Unpacking (after) a coyote walk 3

Practicing a walking place

As mentioned, I am writing my reflections on the 2017 coyote walk from a new home, across the continent, in Washington state. In contrast to New York City transportation here is highly centered around the automobile, though with plenty of pedestrian designated trails within reach, serving as destinations for recreation. I was able to take a long walk this past week, with family, on one of those trails, the Tolt Pipeline. It ran behind people’s homes and reminded me a bit of the Croton Aqueduct in NY, which we utilized in the coyote walk, having a similar ambience, width and of course following a water suppling pipe. My 3-year-old son was along with us. It felt like a first “no escape” walk with child– meaning we couldn’t simply opt out at any moment. He ended up riding on my shoulders for a good part of the time. After an initial period of considering whether or not to turning back (being faced with a big hill) we pushed forward and dug in for the duration. I was reminded of the comforts of a one-way long walk with other people. Stopping to look at things, snacking, negotiating, and spreading out along the trail (some people far out in front and some lagging behind) coming back to the central task at hand made for a traveling atmosphere that I recognized from the coyote walk. There was a great relief in recognizing that, for the time being, there were no other things we needed to do– or rather that everything we needed to do we didn’t need to do elsewhere. And that the walk would not end any time soon. The walking itself turned into its own place and social space. I think it is that place that I see dreams about the coyote walk.

In The Songlines, a semi-fictional account of a kind of ethnographic walking research project in Australia, Bruce Chatwin makes a case that the rhythm of walking, and of being carried by a walker has a resonance with children. It is inherent to the human experience. I wondered if the traveling atmosphere of a car has a similar reassuring effect, putting kids to sleep.

One of the participants in our coyote walk this year brought a short text by Buddhist monk Thich Nhat Hahn as a starting point for a conversation, titled We Don’t Walk Alone in this recent short book

When we walk, we’re not walking alone. Our parents and ancestors are always walking with us. They’re present in every cell of our bodies. So each step that brings us healing and happiness also brings healing and happiness to our parents and ancestors. Every mindful step has the power to transform us and all our ancestors within us, including our animal, plant, and mineral ancestors. We don’t walk for ourselves alone.
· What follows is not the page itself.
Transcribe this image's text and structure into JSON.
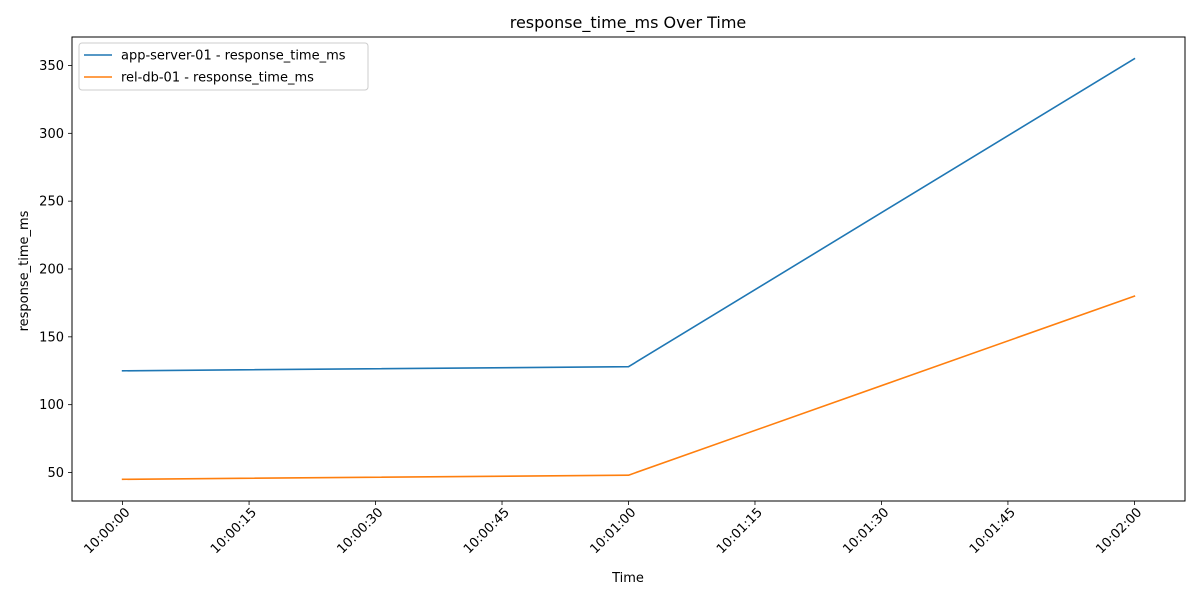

When we walk, we walk for our family and for the whole world.

While a doctor’s or lawyers “practice” might carry an air of professionalism or exclusivity, I am interested in the term practice as a way to accommodate missteps and mistakes, of doing something over again without necessarily knowing the best way to do it. The 9 different paths over 9 years walking a coyote-like route out of New York City were practice. While they had public facing elements in which research was presented and others were invited to walk along, they also served as a way to personally understand my home– geographically and otherwise.